Следовательно, прежде всего надо вести речь о витаспермии (земные аналоги — пчела, опыляющая растения; ветер и вода, переносящие семена).
Панспермия, о которой упоминалось, несомненно, есть характерная функция космического разума. Человек уже сейчас, населяя новые планеты, несет туда свою биосферу…
Глаза у Антуана слипались. Уже засыпая, он подумал: «Однако „аксиомы“ академика все же требуют доказательств… Требуют… Раз требуют, значит получат. Главное, что Янин в них верит. Столько веры! Жизнь — вездесуща?!»
— Брат мой, проснись, — сказал густой бас. — Конечно, если дело тебе дороже сна.
Антуан открыл глаза. Ночник едва тлел, однако он сразу узнал маленького лысого человека, склонившегося над его постелью. Лицо у Янина было усталое, помятое, а движения, как ни странно, чрезвычайно энергичные.

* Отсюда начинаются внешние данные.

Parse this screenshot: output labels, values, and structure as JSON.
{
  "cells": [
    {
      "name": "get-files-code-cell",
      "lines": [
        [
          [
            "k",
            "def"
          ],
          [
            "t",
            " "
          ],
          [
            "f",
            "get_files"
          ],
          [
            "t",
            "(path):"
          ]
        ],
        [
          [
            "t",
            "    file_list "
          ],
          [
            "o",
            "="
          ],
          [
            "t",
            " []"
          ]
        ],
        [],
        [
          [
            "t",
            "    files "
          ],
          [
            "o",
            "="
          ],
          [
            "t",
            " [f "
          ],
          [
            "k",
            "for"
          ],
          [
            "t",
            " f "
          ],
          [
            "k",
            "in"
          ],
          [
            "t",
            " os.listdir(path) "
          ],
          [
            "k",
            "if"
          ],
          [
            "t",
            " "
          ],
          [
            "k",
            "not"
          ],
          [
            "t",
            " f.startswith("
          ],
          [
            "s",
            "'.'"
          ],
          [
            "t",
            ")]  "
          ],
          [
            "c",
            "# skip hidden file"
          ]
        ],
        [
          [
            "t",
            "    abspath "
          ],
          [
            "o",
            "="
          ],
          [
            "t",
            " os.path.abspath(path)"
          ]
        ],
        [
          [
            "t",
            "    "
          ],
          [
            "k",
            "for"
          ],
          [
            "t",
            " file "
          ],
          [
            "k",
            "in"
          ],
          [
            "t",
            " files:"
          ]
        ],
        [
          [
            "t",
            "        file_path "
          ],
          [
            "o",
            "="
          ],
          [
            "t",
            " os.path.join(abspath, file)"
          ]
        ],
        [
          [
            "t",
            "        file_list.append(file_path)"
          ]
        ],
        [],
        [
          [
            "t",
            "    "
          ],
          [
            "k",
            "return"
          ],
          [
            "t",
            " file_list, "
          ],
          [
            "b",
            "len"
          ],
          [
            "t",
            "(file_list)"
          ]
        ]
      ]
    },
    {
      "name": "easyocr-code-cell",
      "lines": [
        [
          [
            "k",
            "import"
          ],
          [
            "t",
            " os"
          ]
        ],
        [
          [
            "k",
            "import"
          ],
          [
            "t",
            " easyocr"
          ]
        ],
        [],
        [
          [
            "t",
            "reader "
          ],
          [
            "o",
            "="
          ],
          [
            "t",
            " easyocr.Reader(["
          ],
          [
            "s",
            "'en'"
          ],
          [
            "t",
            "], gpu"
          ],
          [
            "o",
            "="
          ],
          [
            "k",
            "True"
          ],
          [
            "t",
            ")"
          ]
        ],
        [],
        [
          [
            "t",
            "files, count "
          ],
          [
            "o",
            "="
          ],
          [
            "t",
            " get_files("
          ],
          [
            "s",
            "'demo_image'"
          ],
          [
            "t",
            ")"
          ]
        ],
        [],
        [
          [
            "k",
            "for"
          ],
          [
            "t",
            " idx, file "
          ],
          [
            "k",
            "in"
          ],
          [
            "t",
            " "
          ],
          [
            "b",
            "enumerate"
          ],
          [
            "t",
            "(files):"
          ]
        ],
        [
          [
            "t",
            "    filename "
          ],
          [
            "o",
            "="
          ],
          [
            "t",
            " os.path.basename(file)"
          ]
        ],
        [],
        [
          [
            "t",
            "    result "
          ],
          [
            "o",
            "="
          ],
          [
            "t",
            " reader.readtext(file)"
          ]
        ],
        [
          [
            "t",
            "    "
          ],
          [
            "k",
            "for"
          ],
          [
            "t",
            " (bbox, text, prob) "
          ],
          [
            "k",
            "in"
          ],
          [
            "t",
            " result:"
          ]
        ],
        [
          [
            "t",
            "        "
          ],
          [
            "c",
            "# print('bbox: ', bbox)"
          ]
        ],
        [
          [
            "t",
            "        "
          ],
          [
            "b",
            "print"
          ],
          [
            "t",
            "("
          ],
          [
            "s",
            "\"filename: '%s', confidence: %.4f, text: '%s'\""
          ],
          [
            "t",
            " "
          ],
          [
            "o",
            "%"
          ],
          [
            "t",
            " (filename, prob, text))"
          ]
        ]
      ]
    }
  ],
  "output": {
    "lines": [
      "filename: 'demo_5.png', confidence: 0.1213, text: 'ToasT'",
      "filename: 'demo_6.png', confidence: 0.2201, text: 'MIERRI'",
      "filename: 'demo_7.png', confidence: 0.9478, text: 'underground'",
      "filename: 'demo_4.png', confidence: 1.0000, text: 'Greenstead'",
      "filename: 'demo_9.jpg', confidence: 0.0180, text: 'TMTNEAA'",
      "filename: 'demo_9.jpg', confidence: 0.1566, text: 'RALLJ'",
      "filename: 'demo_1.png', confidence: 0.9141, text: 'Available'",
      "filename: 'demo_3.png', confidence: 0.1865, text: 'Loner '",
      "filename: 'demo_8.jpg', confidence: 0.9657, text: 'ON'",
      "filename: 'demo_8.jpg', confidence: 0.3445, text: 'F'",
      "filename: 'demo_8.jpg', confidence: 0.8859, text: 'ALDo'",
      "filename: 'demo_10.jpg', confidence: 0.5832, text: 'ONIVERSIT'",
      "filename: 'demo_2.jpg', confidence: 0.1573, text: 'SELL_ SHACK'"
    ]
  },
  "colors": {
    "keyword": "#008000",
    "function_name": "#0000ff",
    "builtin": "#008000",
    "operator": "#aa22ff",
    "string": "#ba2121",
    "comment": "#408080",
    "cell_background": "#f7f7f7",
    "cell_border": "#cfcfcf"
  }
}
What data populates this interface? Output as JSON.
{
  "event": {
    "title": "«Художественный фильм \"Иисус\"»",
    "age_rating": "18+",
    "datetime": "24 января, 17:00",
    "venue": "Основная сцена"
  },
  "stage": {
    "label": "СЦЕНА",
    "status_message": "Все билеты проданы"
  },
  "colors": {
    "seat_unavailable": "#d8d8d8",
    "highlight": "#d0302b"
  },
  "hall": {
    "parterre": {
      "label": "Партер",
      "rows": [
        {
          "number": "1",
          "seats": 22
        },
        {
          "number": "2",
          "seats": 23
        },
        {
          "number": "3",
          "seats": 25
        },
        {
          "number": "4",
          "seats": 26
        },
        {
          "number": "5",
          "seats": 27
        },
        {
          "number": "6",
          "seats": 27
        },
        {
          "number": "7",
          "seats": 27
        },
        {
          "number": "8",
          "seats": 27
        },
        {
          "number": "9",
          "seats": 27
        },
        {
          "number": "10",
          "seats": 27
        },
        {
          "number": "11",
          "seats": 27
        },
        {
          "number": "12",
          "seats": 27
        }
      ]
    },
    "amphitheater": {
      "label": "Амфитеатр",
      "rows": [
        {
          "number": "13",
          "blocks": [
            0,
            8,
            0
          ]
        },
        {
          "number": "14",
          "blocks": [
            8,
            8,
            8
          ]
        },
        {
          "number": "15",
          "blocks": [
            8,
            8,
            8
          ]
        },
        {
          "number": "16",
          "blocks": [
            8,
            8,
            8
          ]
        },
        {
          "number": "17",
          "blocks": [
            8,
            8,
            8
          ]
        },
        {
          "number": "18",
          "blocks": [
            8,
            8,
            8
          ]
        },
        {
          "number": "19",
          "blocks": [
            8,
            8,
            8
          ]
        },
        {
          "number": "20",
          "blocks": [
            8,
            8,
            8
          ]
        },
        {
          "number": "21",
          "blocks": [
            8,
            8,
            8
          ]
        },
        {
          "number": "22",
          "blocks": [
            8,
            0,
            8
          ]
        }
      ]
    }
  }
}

— Вставай, брат, будем знакомиться, — густой бас академика не соответствовал его малой фактуре, но это, по-видимому, нисколько не мешало ему повелевать и властвовать, а доброе обращение «брат», успевшее полюбиться всем за последние десять-пятнадцать лет, в устах Янина звучало резко и повелительно — как давно забытые военные команды. — Покажу тебе Гею, пугливых моих покажу. Тебе тоже воевать за них придется — надо злостью запастись.
— Ваши солдаты достойны полководца, — пошутил Антуан, одеваясь. — Все как один уверены в победе.
— Иначе быть не может, — тонкие губы Янина дрогнули в полуулыбке. Зачем же воевать, если не уверен? Надень, брат, что-нибудь потеплее. У нас голографический проектор на крыше, а там сейчас такие муссоны-пассаты…
На крыше действительно разгуливал холодный ветер. Над головой стыли звезды, а у горизонта, за темным бесформенным пятном леса, помигивали редкие огни Семиреченска.
— Вся трудность в чем? — самого себя спросил академик. Он остановился, посмотрел на Антуана вопрошающе и строго: — А в-том, что наши питомцы — до предела запуганные и несчастные существа. Условия на Гее гораздо суровее тех, в которых наши предки взбирались по лестнице эволюции. У них сейчас пик оледенения. Пугливые все время в бегах. Они гибнут целыми племенами…
Янин и Антуан взошли на круглую площадку, которую ограждали легкие поручни. Что-то мигнуло в воздухе и вот уже нет ни крыши, ни огней Семиреченска. Вокруг унылые холмы, чахлые деревца и кусты, обожженные ранними заморозками. В траве поблескивают слюдяные оконца льда.